Keine Entwicklung - ob in der Medizin oder in der Gesellschaft - geht spurlos an der Notaufnahme vorüber. Auch eine geschlossene Hausarztpraxis oder die Diagnose von Dr. Google sind heute Gründe, in die Rettungsstelle zu gehen. Roland Kämpf war all die Jahre der Ruhepol in der Welt der unplanbaren Fälle und schnellen Entscheidungen. Er ist das, was man einen Arzt aus Leidenschaft nennt. Er habe es sich nie zu Schulden kommen lassen, sagt der 66-Jährige, einen Patienten nicht ernst genommen zu haben. „Es ist immer unsere Erfahrung und unser Wissen, mit dem wir entscheiden, ob der Patient nach einer Untersuchung wieder nach Hause kann oder stationär aufgenommen wird. Und es ist auch immer unsere Verantwortung.“
Bereut hat er nichts: nicht das Studium als erster in seiner Familie; nicht den Ausreiseantrag in der DDR, der seinen Werdegang beeinflusste; nicht den Entschluss für Gera und für die Rettungsstelle. Trotzdem hinterfrage er auch immer wieder Entscheidungen, die innerhalb von Minuten getroffen werden müssen, weil ein Leben auf dem Spiel steht. „Wer das nicht macht, entwickelt sich nicht weiter.“
Kämpf freut sich jetzt auf die Zeit mit seiner Familie, aber er werde auch seine Mitarbeiter vermissen und den Job. Deswegen ist er weiter als Notarzt im Saale-Holzland-Kreis unterwegs. Seine Rettungsstelle, sagt Ronald Kämpf, gebe er in gute Hände.
Der Neue
Sein Nachfolger ist der gebürtige Leipziger Gabor Nagy, der zuletzt die Zentrale Notaufnahme in Glauchau leitete. Seine neue Arbeitsstelle im SRH Wald-Klinikum Gera ist drei Mal so groß. Wenn der 48-Jährige von einer neuen Herausforderung spricht, ist das nicht einfach so gesagt.

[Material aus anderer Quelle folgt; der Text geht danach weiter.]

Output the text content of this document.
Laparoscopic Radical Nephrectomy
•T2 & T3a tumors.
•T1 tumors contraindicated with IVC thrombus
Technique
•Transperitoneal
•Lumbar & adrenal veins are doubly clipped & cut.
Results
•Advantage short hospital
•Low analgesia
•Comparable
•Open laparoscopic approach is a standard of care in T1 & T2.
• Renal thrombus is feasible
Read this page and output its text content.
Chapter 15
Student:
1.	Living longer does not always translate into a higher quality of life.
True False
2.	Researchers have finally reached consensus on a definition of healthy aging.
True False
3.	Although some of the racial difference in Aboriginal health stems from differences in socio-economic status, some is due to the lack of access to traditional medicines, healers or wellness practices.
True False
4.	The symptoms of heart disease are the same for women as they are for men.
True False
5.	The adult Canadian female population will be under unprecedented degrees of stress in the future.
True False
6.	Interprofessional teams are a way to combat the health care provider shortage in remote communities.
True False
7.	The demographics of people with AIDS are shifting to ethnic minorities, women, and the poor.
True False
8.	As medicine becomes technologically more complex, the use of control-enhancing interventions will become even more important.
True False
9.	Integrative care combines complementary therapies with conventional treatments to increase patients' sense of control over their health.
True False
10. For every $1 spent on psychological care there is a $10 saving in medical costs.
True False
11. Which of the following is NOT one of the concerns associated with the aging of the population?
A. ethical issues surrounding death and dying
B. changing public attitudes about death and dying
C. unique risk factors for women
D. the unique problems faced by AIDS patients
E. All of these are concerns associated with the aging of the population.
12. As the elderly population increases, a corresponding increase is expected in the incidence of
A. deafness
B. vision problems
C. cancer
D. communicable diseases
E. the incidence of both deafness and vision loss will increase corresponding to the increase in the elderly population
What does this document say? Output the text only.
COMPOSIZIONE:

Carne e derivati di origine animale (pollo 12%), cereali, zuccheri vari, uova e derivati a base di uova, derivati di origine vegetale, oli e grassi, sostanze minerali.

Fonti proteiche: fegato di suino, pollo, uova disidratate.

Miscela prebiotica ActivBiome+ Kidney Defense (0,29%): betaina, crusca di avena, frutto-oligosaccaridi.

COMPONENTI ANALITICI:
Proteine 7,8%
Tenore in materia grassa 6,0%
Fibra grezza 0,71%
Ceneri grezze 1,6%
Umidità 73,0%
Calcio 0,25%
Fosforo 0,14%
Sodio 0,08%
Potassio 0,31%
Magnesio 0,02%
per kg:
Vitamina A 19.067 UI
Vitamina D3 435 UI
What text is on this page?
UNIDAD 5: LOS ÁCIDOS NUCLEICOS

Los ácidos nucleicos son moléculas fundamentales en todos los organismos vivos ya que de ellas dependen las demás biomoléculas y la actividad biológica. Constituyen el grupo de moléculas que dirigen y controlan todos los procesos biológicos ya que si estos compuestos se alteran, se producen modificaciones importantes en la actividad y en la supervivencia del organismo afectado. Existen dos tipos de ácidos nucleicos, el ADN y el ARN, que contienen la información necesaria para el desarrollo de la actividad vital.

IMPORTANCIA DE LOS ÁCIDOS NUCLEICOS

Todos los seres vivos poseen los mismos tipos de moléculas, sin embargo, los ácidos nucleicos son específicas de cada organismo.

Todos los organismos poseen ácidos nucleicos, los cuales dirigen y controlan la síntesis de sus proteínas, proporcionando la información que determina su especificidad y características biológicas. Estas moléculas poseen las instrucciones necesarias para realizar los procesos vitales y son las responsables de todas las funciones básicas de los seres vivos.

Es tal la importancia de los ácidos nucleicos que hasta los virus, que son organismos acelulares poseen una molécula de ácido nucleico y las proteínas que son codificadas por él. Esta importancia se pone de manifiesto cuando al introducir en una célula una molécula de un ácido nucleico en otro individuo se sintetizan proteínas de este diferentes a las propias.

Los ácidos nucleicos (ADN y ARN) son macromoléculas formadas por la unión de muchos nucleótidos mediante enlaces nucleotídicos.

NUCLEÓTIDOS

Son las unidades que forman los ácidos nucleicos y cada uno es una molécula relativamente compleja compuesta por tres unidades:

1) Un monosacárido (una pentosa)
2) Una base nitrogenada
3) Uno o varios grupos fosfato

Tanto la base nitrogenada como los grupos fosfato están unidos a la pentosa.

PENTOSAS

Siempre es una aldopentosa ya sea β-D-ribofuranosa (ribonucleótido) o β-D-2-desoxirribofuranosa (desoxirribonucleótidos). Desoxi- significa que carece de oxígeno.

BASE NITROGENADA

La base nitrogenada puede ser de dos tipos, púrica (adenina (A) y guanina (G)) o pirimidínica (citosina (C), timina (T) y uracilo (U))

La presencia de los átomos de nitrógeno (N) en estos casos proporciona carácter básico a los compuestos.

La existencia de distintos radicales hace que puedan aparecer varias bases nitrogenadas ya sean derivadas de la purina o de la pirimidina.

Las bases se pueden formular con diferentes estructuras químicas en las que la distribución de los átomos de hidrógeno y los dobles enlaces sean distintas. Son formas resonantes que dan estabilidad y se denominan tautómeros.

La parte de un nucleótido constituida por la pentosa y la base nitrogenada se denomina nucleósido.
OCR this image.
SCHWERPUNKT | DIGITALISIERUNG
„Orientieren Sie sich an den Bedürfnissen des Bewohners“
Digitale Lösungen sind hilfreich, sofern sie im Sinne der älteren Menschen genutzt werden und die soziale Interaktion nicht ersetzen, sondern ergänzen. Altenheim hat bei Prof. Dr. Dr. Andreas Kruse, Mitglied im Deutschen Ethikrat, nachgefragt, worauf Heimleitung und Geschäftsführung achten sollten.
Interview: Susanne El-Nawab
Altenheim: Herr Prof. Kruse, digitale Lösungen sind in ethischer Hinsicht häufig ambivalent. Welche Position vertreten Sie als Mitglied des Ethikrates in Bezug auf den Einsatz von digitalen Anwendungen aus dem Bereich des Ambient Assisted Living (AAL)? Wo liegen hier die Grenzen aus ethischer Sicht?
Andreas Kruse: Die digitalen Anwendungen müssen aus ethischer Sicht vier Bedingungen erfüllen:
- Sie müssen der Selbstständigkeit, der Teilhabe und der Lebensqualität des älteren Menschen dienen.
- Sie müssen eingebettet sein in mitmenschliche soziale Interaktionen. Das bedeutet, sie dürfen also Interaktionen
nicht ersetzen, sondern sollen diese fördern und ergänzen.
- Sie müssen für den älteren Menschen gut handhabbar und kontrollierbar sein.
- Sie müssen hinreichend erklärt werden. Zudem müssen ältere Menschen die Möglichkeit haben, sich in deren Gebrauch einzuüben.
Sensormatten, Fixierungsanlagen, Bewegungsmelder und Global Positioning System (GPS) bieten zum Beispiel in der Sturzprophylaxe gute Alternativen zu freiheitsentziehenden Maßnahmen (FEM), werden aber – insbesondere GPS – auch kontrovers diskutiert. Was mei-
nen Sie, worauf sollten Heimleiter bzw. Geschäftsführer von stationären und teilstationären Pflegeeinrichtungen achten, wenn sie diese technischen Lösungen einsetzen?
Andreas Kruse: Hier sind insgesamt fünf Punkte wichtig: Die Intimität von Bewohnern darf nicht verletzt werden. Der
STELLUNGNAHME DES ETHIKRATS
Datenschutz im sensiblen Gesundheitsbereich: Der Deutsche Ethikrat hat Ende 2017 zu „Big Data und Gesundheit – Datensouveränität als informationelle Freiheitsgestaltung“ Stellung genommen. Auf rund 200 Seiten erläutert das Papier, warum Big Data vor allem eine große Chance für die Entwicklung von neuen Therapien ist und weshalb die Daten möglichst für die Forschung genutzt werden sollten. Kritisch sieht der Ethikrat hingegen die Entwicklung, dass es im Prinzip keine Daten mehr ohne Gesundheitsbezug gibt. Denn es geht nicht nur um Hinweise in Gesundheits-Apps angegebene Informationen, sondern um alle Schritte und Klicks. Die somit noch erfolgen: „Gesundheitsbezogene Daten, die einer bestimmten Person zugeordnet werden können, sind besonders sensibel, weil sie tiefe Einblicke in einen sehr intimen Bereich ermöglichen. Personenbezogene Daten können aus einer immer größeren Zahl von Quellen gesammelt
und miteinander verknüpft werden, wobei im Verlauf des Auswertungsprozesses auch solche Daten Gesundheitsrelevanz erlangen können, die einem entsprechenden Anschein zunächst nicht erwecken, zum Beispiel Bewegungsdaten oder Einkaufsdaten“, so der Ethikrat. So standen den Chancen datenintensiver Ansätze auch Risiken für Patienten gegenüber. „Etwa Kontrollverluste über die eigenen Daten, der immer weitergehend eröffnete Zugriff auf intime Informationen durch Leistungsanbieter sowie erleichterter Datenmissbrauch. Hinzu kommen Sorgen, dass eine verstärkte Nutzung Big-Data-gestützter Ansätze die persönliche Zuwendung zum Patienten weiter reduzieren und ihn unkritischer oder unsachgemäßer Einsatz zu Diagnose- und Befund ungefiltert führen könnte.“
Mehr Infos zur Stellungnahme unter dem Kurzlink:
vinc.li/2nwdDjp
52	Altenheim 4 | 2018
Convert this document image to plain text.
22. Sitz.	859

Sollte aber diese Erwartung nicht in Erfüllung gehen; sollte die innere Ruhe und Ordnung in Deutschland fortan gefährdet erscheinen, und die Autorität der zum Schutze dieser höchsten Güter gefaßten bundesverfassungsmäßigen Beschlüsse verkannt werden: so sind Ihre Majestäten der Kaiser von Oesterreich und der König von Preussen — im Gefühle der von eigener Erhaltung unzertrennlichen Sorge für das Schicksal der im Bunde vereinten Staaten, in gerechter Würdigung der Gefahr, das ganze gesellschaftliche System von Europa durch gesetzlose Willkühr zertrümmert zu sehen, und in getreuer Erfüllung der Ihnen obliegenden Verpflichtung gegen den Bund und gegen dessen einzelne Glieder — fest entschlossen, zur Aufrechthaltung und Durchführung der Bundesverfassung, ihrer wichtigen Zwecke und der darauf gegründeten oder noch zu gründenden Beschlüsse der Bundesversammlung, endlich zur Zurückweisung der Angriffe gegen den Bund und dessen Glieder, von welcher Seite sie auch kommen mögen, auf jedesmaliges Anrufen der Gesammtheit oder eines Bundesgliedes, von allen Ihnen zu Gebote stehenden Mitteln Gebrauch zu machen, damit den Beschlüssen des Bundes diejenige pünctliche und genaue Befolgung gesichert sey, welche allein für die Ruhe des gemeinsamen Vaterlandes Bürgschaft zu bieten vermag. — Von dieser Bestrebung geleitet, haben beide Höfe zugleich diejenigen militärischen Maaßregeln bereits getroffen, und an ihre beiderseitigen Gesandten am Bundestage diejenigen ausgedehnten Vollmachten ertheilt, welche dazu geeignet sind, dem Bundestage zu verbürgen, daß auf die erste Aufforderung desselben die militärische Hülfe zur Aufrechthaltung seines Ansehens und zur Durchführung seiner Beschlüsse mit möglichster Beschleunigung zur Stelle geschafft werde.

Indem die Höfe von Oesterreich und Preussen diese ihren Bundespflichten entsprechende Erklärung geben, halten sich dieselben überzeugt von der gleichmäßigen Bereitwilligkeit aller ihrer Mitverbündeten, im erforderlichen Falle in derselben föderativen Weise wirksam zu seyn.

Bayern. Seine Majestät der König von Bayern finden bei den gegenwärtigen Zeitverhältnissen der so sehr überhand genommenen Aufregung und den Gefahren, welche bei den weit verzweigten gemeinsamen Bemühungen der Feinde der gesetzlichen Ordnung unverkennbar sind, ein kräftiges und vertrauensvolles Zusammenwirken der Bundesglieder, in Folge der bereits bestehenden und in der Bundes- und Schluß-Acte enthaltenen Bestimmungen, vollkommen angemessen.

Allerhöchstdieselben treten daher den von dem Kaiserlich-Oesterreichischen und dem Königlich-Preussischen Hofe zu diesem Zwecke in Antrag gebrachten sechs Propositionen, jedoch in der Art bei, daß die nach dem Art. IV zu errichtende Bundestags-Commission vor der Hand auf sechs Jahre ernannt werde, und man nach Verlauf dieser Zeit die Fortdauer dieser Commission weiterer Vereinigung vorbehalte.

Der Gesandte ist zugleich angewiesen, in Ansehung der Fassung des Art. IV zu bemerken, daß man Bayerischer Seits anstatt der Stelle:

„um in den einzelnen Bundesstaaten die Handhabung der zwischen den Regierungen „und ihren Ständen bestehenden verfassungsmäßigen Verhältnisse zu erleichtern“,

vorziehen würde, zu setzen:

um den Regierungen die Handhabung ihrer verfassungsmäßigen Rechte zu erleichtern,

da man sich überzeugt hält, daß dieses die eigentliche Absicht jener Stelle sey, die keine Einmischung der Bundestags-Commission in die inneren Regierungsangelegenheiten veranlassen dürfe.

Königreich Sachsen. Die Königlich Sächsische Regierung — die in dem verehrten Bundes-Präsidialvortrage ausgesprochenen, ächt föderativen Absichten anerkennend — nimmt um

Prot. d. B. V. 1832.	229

Gabor Nagy kennt Medizin von beiden Seiten, aus Sicht der Pflege und der Ärzte. Nach seinem Zivildienst wollte er unbedingt Krankenpfleger werden. Ein erfüllender Beruf. Doch damit war auch seine Neugierde geweckt, tiefer in die Medizin einzudringen. Er studierte in Leipzig Medizin, kam 2011 als Assistenzarzt nach Glauchau, absolvierte seinen Facharzt für Anästhesiologie und Intensivmedizin, arbeitete als Oberarzt auf der Intensivstation und als OP-Manager bevor er die dortige Rettungsstelle übernahm. Die Intensivmedizin und die Notarzttätigkeit seien seine Leidenschaft. Das schnelle Reagieren, das Übersicht-Behalten, das Organisieren und Strukturieren in ständig neuen Situationen – das mögen andere als Stress empfinden, für ihn macht es den Job erst aus.
Privat ist Gabor Nagy ein Familienmensch. Er ist Vater von vier Kindern und spricht von der besten Ehefrau der Welt. Die Biologin ist Kuratorin der naturwissenschaftlichen Sammlung im Naturalienkabinett Waldenburg, Nagy empfiehlt es als Ausflugstipp. Musikalisch gehört seine große Leidenschaft der eher gitarrenlastigen Musik, sein Held heißt Lemmy Kilmister.
Einen Monat lang haben die beiden jetzt zusammengearbeitet. Zum 1. April wird der eine gehen, der andere allein übernehmen. Ein neuer Abschnitt beginnt für beide.